原査定は、「本願商標は、登録第4627902号商標(以下「引用商標」という。)と『オフィスワーク』の称呼を共通にする類似の商標であって、同一又は類似の役務について使用するものであるから、商標法第4条第1項第11号に該当する。」旨認定、判断し、本願を拒絶したものである。

そして、引用商標は、別掲2のとおりの構成よりなり、平成12年8月21日に登録出願、第9類、第35類、第36類、第41類及び第42類に属する商標登録原簿記載のとおりの商品及び役務を指定商品及び指定役務として、平成14年12月6日に設定登録され、現に有効に存続しているものである。

3 当審の判断

本願商標は、別掲1のとおり、四枚の葉を有する植物様図形と「オフィスワーク・ドットコム」の文字との構成よりなるところ、該図形部分と文字部分とは、視覚的に分離して看取されるばかりでなく、これらを常に一体不可分のものとして看取、把握しなければならない特段の事情は見いだし得ないものである。

そして、該文字部分は、「・」を介し、その左右に位置する「オフィスワーク」及び「ドットコム」の文字との2語からなるものと容易に認識され得るところ、「オフィスワーク」の文字部分は、「事務作業、事務」程の意味を有する語として広く一般的に採択・使用されている語であって、補正後の指定役務との関係においては、その役務の用途、質を表示するにすぎないものと認められるものであるから、独立して自他役務の識別標識としての機能を有しないか、または、自他役務の識別標識としての機能を有するとしても、その機能は極めて弱いものであるといわざるを得ない。

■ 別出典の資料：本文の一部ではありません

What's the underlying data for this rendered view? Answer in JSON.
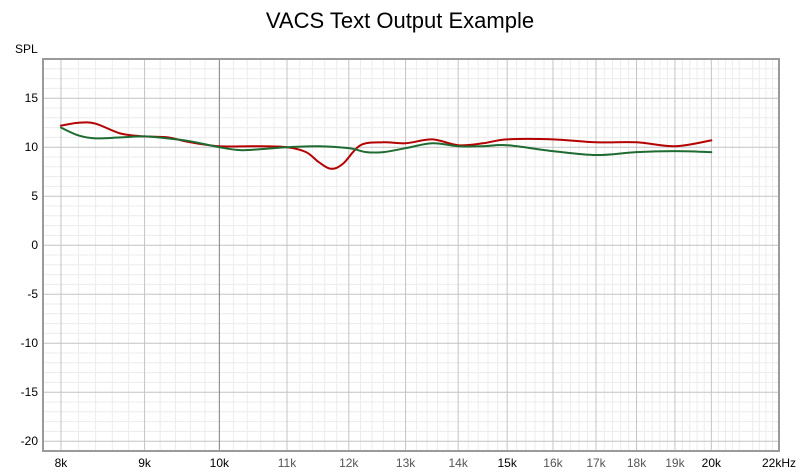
{
  "chart_data": {
    "type": "line",
    "title": "VACS Text Output Example",
    "ylabel": "SPL",
    "xlabel": "",
    "x_scale": "log",
    "xlim": [
      7800,
      22000
    ],
    "ylim": [
      -21,
      19
    ],
    "grid": true,
    "y_ticks": [
      15,
      10,
      5,
      0,
      -5,
      -10,
      -15,
      -20
    ],
    "x_ticks": [
      {
        "value": 8000,
        "label": "8k"
      },
      {
        "value": 9000,
        "label": "9k"
      },
      {
        "value": 10000,
        "label": "10k"
      },
      {
        "value": 11000,
        "label": "11k"
      },
      {
        "value": 12000,
        "label": "12k"
      },
      {
        "value": 13000,
        "label": "13k"
      },
      {
        "value": 14000,
        "label": "14k"
      },
      {
        "value": 15000,
        "label": "15k"
      },
      {
        "value": 16000,
        "label": "16k"
      },
      {
        "value": 17000,
        "label": "17k"
      },
      {
        "value": 18000,
        "label": "18k"
      },
      {
        "value": 19000,
        "label": "19k"
      },
      {
        "value": 20000,
        "label": "20k"
      },
      {
        "value": 22000,
        "label": "22kHz"
      }
    ],
    "series": [
      {
        "color": "#b40000",
        "x": [
          8000,
          8200,
          8400,
          8700,
          9000,
          9300,
          9600,
          10000,
          10500,
          11000,
          11300,
          11500,
          11700,
          11900,
          12200,
          12600,
          13000,
          13500,
          14000,
          14500,
          15000,
          16000,
          17000,
          18000,
          19000,
          20000
        ],
        "y": [
          12.2,
          12.5,
          12.4,
          11.4,
          11.1,
          11.0,
          10.5,
          10.1,
          10.1,
          10.0,
          9.5,
          8.5,
          7.8,
          8.3,
          10.2,
          10.5,
          10.4,
          10.8,
          10.2,
          10.4,
          10.8,
          10.8,
          10.5,
          10.5,
          10.1,
          10.7
        ]
      },
      {
        "color": "#1e6b32",
        "x": [
          8000,
          8200,
          8400,
          8700,
          9000,
          9300,
          9600,
          10000,
          10300,
          10600,
          11000,
          11500,
          12000,
          12300,
          12600,
          13000,
          13500,
          14000,
          14500,
          15000,
          16000,
          17000,
          18000,
          19000,
          20000
        ],
        "y": [
          12.0,
          11.2,
          10.9,
          11.0,
          11.1,
          10.9,
          10.6,
          10.0,
          9.7,
          9.8,
          10.0,
          10.1,
          9.9,
          9.5,
          9.5,
          9.9,
          10.4,
          10.1,
          10.1,
          10.2,
          9.6,
          9.2,
          9.5,
          9.6,
          9.5
        ]
      }
    ]
  }
}
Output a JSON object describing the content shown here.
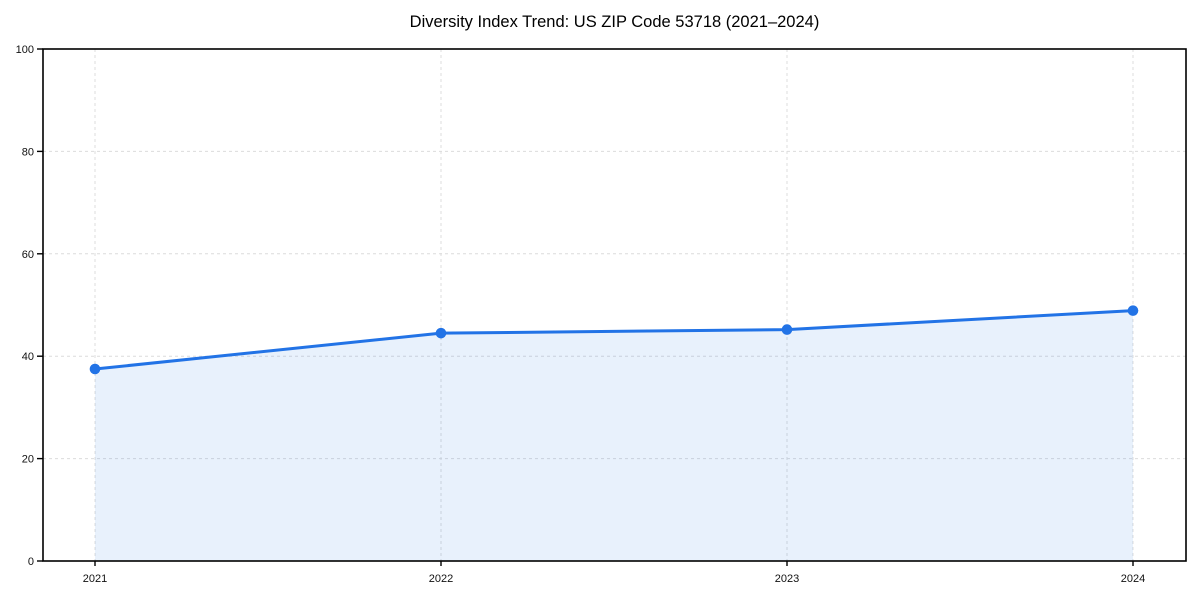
{
  "chart_data": {
    "type": "area",
    "title": "Diversity Index Trend: US ZIP Code 53718 (2021–2024)",
    "x": [
      "2021",
      "2022",
      "2023",
      "2024"
    ],
    "series": [
      {
        "name": "Diversity Index",
        "values": [
          37.5,
          44.5,
          45.2,
          48.9
        ]
      }
    ],
    "xlabel": "",
    "ylabel": "",
    "ylim": [
      0,
      100
    ],
    "yticks": [
      0,
      20,
      40,
      60,
      80,
      100
    ],
    "grid": true,
    "grid_style": "dashed",
    "legend_position": "none",
    "line_color": "#2273E6",
    "marker_color": "#2273E6",
    "fill_color": "#2273E6",
    "fill_opacity": 0.1,
    "grid_color": "#DCDCDC",
    "axis_color": "#000000"
  }
}
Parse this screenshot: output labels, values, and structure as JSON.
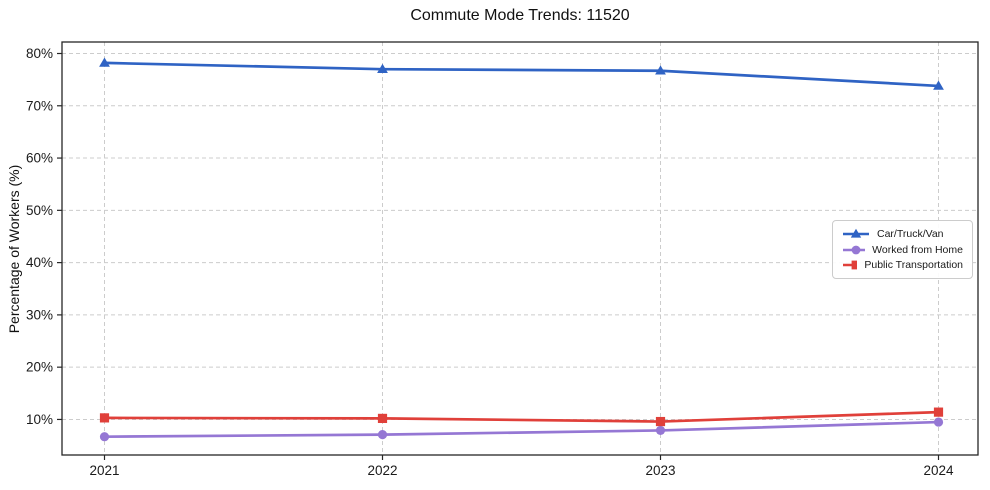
{
  "chart_data": {
    "type": "line",
    "title": "Commute Mode Trends: 11520",
    "xlabel": "",
    "ylabel": "Percentage of Workers (%)",
    "categories": [
      "2021",
      "2022",
      "2023",
      "2024"
    ],
    "series": [
      {
        "name": "Car/Truck/Van",
        "color": "#2f63c4",
        "marker": "triangle",
        "values": [
          78.2,
          77.0,
          76.7,
          73.8
        ]
      },
      {
        "name": "Worked from Home",
        "color": "#9577d4",
        "marker": "circle",
        "values": [
          6.7,
          7.1,
          7.9,
          9.5
        ]
      },
      {
        "name": "Public Transportation",
        "color": "#e0403a",
        "marker": "square",
        "values": [
          10.3,
          10.2,
          9.6,
          11.4
        ]
      }
    ],
    "y_ticks": [
      10,
      20,
      30,
      40,
      50,
      60,
      70,
      80
    ],
    "y_tick_suffix": "%",
    "ylim": [
      3.2,
      82.2
    ],
    "grid": true,
    "legend_position": "middle-right",
    "grid_color": "#cccccc",
    "axis_color": "#262626"
  }
}
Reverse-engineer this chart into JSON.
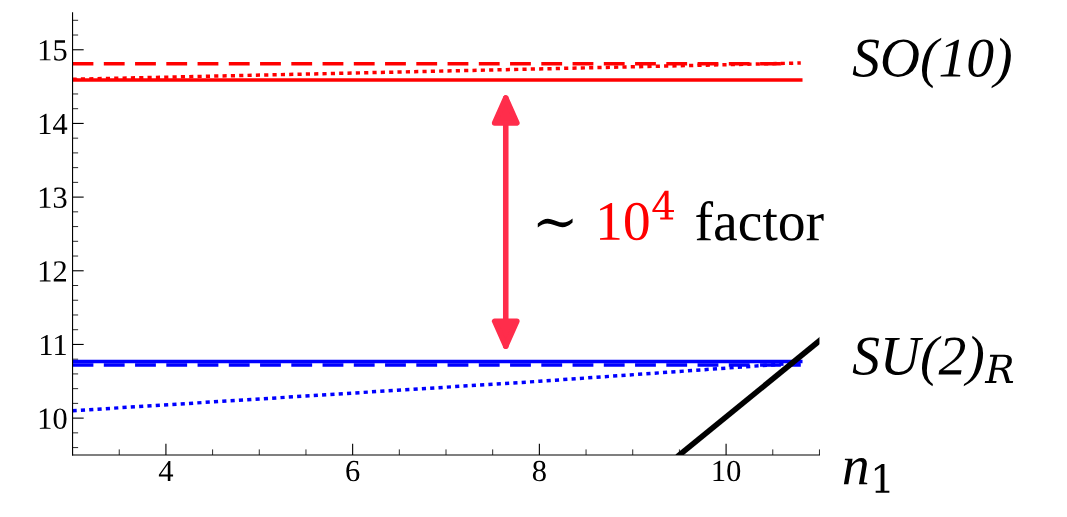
{
  "chart_data": {
    "type": "line",
    "xlabel": "n$_{1}$",
    "xlim": [
      3,
      11
    ],
    "xticks": [
      4,
      6,
      8,
      10
    ],
    "ylim": [
      9.5,
      15.5
    ],
    "yticks": [
      10,
      11,
      12,
      13,
      14,
      15
    ],
    "grid": false,
    "legend": false,
    "series": [
      {
        "color": "#ff0000",
        "line_style": "solid",
        "x": [
          3,
          10.8
        ],
        "values": [
          14.59,
          14.59
        ]
      },
      {
        "color": "#ff0000",
        "line_style": "dashed",
        "x": [
          3,
          10.7
        ],
        "values": [
          14.81,
          14.81
        ]
      },
      {
        "name": "SO(10)",
        "color": "#ff0000",
        "line_style": "dotted",
        "x": [
          3,
          8,
          10.8
        ],
        "values": [
          14.6,
          14.74,
          14.82
        ]
      },
      {
        "name": "SU(2)$_{R}$",
        "color": "#0000ff",
        "line_style": "solid",
        "x": [
          3,
          10.8
        ],
        "values": [
          10.77,
          10.77
        ]
      },
      {
        "color": "#0000ff",
        "line_style": "dashed",
        "x": [
          3,
          10.8
        ],
        "values": [
          10.72,
          10.72
        ]
      },
      {
        "color": "#0000ff",
        "line_style": "dotted",
        "x": [
          3,
          8,
          10.8
        ],
        "values": [
          10.1,
          10.5,
          10.75
        ]
      },
      {
        "color": "#000000",
        "line_style": "solid",
        "x": [
          9.5,
          11
        ],
        "values": [
          9.5,
          11.05
        ]
      }
    ],
    "annotations": [
      "∼",
      "10$^{4}$",
      "factor"
    ]
  }
}
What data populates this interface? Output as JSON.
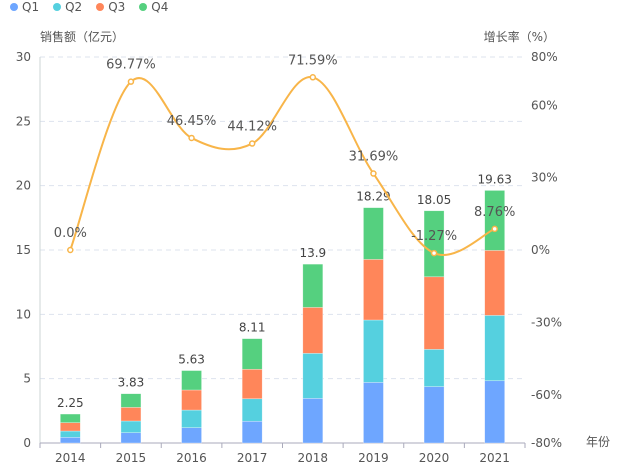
{
  "chart_data": {
    "type": "bar",
    "stacked": true,
    "categories": [
      "2014",
      "2015",
      "2016",
      "2017",
      "2018",
      "2019",
      "2020",
      "2021"
    ],
    "series": [
      {
        "name": "Q1",
        "color": "#6ea6ff",
        "values": [
          0.44,
          0.8,
          1.19,
          1.69,
          3.47,
          4.71,
          4.38,
          4.84
        ]
      },
      {
        "name": "Q2",
        "color": "#55d0df",
        "values": [
          0.49,
          0.91,
          1.37,
          1.75,
          3.5,
          4.85,
          2.9,
          5.08
        ]
      },
      {
        "name": "Q3",
        "color": "#ff865a",
        "values": [
          0.65,
          1.06,
          1.56,
          2.29,
          3.57,
          4.71,
          5.64,
          5.05
        ]
      },
      {
        "name": "Q4",
        "color": "#55d07f",
        "values": [
          0.67,
          1.06,
          1.51,
          2.38,
          3.36,
          4.02,
          5.13,
          4.66
        ]
      }
    ],
    "totals": [
      "2.25",
      "3.83",
      "5.63",
      "8.11",
      "13.9",
      "18.29",
      "18.05",
      "19.63"
    ],
    "line": {
      "name": "增长率",
      "color": "#f8b549",
      "values": [
        0.0,
        69.77,
        46.45,
        44.12,
        71.59,
        31.69,
        -1.27,
        8.76
      ],
      "labels": [
        "0.0%",
        "69.77%",
        "46.45%",
        "44.12%",
        "71.59%",
        "31.69%",
        "-1.27%",
        "8.76%"
      ]
    },
    "ylabel": "销售额（亿元）",
    "y2label": "增长率（%）",
    "xlabel": "年份",
    "ylim": [
      0,
      30
    ],
    "yticks": [
      "0",
      "5",
      "10",
      "15",
      "20",
      "25",
      "30"
    ],
    "y2lim": [
      -80,
      80
    ],
    "y2ticks": [
      {
        "v": 80,
        "t": "80%"
      },
      {
        "v": 60,
        "t": "60%"
      },
      {
        "v": 30,
        "t": "30%"
      },
      {
        "v": 0,
        "t": "0%"
      },
      {
        "v": -30,
        "t": "-30%"
      },
      {
        "v": -60,
        "t": "-60%"
      },
      {
        "v": -80,
        "t": "-80%"
      }
    ],
    "grid": true,
    "legend_position": "top-left"
  }
}
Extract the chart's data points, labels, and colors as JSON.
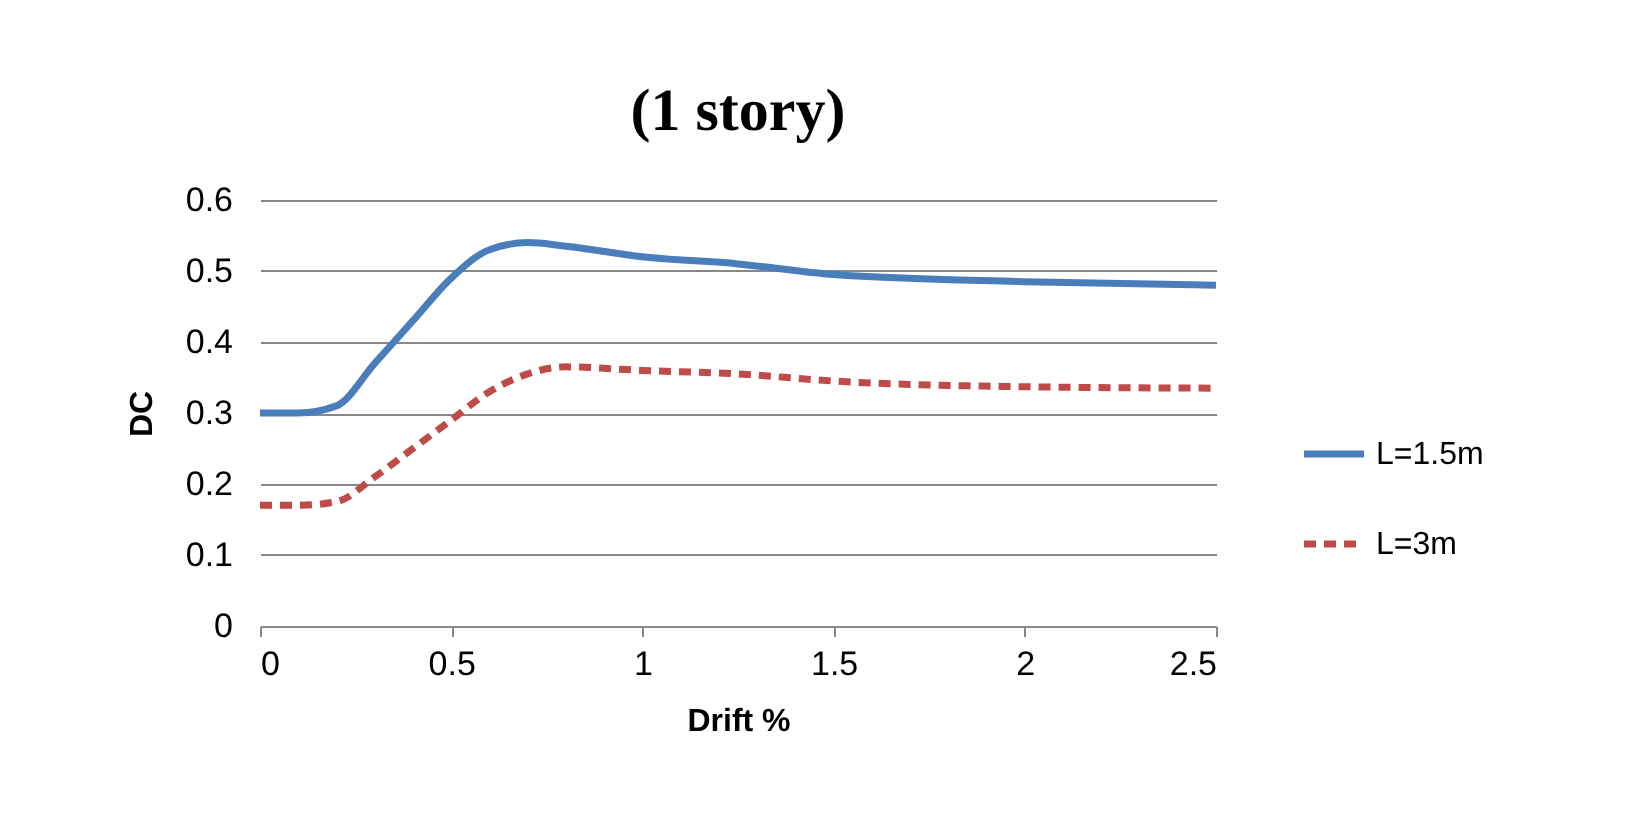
{
  "chart_data": {
    "type": "line",
    "title": "(1 story)",
    "xlabel": "Drift %",
    "ylabel": "DC",
    "x": [
      0,
      0.1,
      0.2,
      0.3,
      0.4,
      0.5,
      0.6,
      0.7,
      0.8,
      1.0,
      1.25,
      1.5,
      2,
      2.5
    ],
    "series": [
      {
        "name": "L=1.5m",
        "color": "#4a7ebb",
        "line_style": "solid",
        "values": [
          0.3,
          0.3,
          0.31,
          0.37,
          0.43,
          0.49,
          0.53,
          0.54,
          0.535,
          0.52,
          0.51,
          0.495,
          0.485,
          0.48
        ]
      },
      {
        "name": "L=3m",
        "color": "#be4b48",
        "line_style": "dashed",
        "values": [
          0.17,
          0.17,
          0.175,
          0.21,
          0.25,
          0.29,
          0.33,
          0.355,
          0.365,
          0.36,
          0.355,
          0.345,
          0.337,
          0.335
        ]
      }
    ],
    "xlim": [
      0,
      2.5
    ],
    "xticks": [
      0,
      0.5,
      1,
      1.5,
      2,
      2.5
    ],
    "ylim": [
      0,
      0.6
    ],
    "yticks": [
      0,
      0.1,
      0.2,
      0.3,
      0.4,
      0.5,
      0.6
    ],
    "grid": "y",
    "legend": "right",
    "marker": "none"
  }
}
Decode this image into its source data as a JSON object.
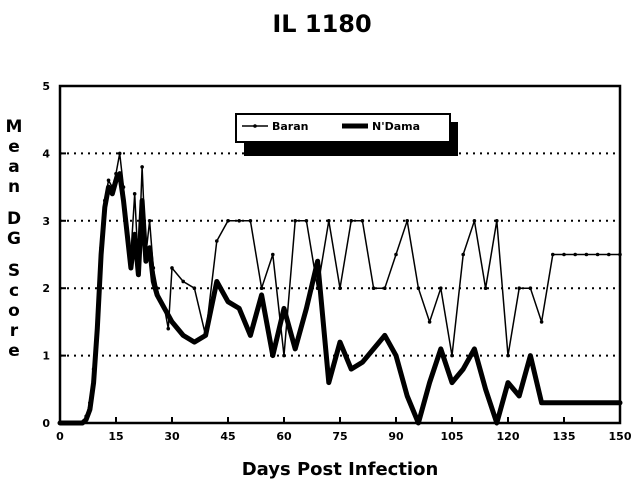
{
  "chart_data": {
    "type": "line",
    "title": "IL 1180",
    "xlabel": "Days Post Infection",
    "ylabel": "Mean DG Score",
    "xlim": [
      0,
      150
    ],
    "ylim": [
      0,
      5
    ],
    "xticks": [
      0,
      15,
      30,
      45,
      60,
      75,
      90,
      105,
      120,
      135,
      150
    ],
    "yticks": [
      0,
      1,
      2,
      3,
      4,
      5
    ],
    "grid": "horizontal-dotted",
    "legend_position": "top-center",
    "series": [
      {
        "name": "Baran",
        "style": "thin-marker",
        "x": [
          0,
          6,
          7,
          8,
          9,
          10,
          11,
          12,
          13,
          14,
          15,
          16,
          17,
          18,
          19,
          20,
          21,
          22,
          23,
          24,
          25,
          26,
          27,
          28,
          29,
          30,
          33,
          36,
          39,
          42,
          45,
          48,
          51,
          54,
          57,
          60,
          63,
          66,
          69,
          72,
          75,
          78,
          81,
          84,
          87,
          90,
          93,
          96,
          99,
          102,
          105,
          108,
          111,
          114,
          117,
          120,
          123,
          126,
          129,
          132,
          135,
          138,
          141,
          144,
          147,
          150
        ],
        "y": [
          0,
          0,
          0.1,
          0.3,
          0.8,
          1.6,
          2.6,
          3.3,
          3.6,
          3.5,
          3.7,
          4.0,
          3.5,
          2.8,
          2.5,
          3.4,
          2.3,
          3.8,
          2.5,
          3.0,
          2.3,
          2.0,
          1.8,
          1.7,
          1.4,
          2.3,
          2.1,
          2.0,
          1.3,
          2.7,
          3.0,
          3.0,
          3.0,
          2.0,
          2.5,
          1.0,
          3.0,
          3.0,
          2.0,
          3.0,
          2.0,
          3.0,
          3.0,
          2.0,
          2.0,
          2.5,
          3.0,
          2.0,
          1.5,
          2.0,
          1.0,
          2.5,
          3.0,
          2.0,
          3.0,
          1.0,
          2.0,
          2.0,
          1.5,
          2.5,
          2.5,
          2.5,
          2.5,
          2.5,
          2.5,
          2.5
        ]
      },
      {
        "name": "N'Dama",
        "style": "thick",
        "x": [
          0,
          6,
          7,
          8,
          9,
          10,
          11,
          12,
          13,
          14,
          15,
          16,
          17,
          18,
          19,
          20,
          21,
          22,
          23,
          24,
          25,
          26,
          27,
          28,
          29,
          30,
          33,
          36,
          39,
          42,
          45,
          48,
          51,
          54,
          57,
          60,
          63,
          66,
          69,
          72,
          75,
          78,
          81,
          84,
          87,
          90,
          93,
          96,
          99,
          102,
          105,
          108,
          111,
          114,
          117,
          120,
          123,
          126,
          129,
          132,
          135,
          138,
          141,
          144,
          147,
          150
        ],
        "y": [
          0,
          0,
          0.05,
          0.2,
          0.6,
          1.4,
          2.5,
          3.2,
          3.5,
          3.4,
          3.6,
          3.7,
          3.3,
          2.8,
          2.3,
          2.8,
          2.2,
          3.3,
          2.4,
          2.6,
          2.1,
          1.9,
          1.8,
          1.7,
          1.6,
          1.5,
          1.3,
          1.2,
          1.3,
          2.1,
          1.8,
          1.7,
          1.3,
          1.9,
          1.0,
          1.7,
          1.1,
          1.7,
          2.4,
          0.6,
          1.2,
          0.8,
          0.9,
          1.1,
          1.3,
          1.0,
          0.4,
          0.0,
          0.6,
          1.1,
          0.6,
          0.8,
          1.1,
          0.5,
          0.0,
          0.6,
          0.4,
          1.0,
          0.3,
          0.3,
          0.3,
          0.3,
          0.3,
          0.3,
          0.3,
          0.3
        ]
      }
    ]
  }
}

そうとすると、本願商標は、その構成中の「オフィスワーク」の文字自体が独立して自他役務の識別標識としての機能を果たし得るとは言えないものであるから、該文字に相応した「オフィスワーク」の称呼は生じないものというべきである。

してみれば、本願商標から「オフィスワーク」の称呼が生ずるとし、これを前提に、両商標が称呼上類似するものとして、本願商標が商標法第4条第1項第11号に該当するとして、本願を拒絶した原査定は取消しを免れない。

その他、政令で定める期間内に本願について拒絶の理由を発見しない。

よって、結論のとおり審決する。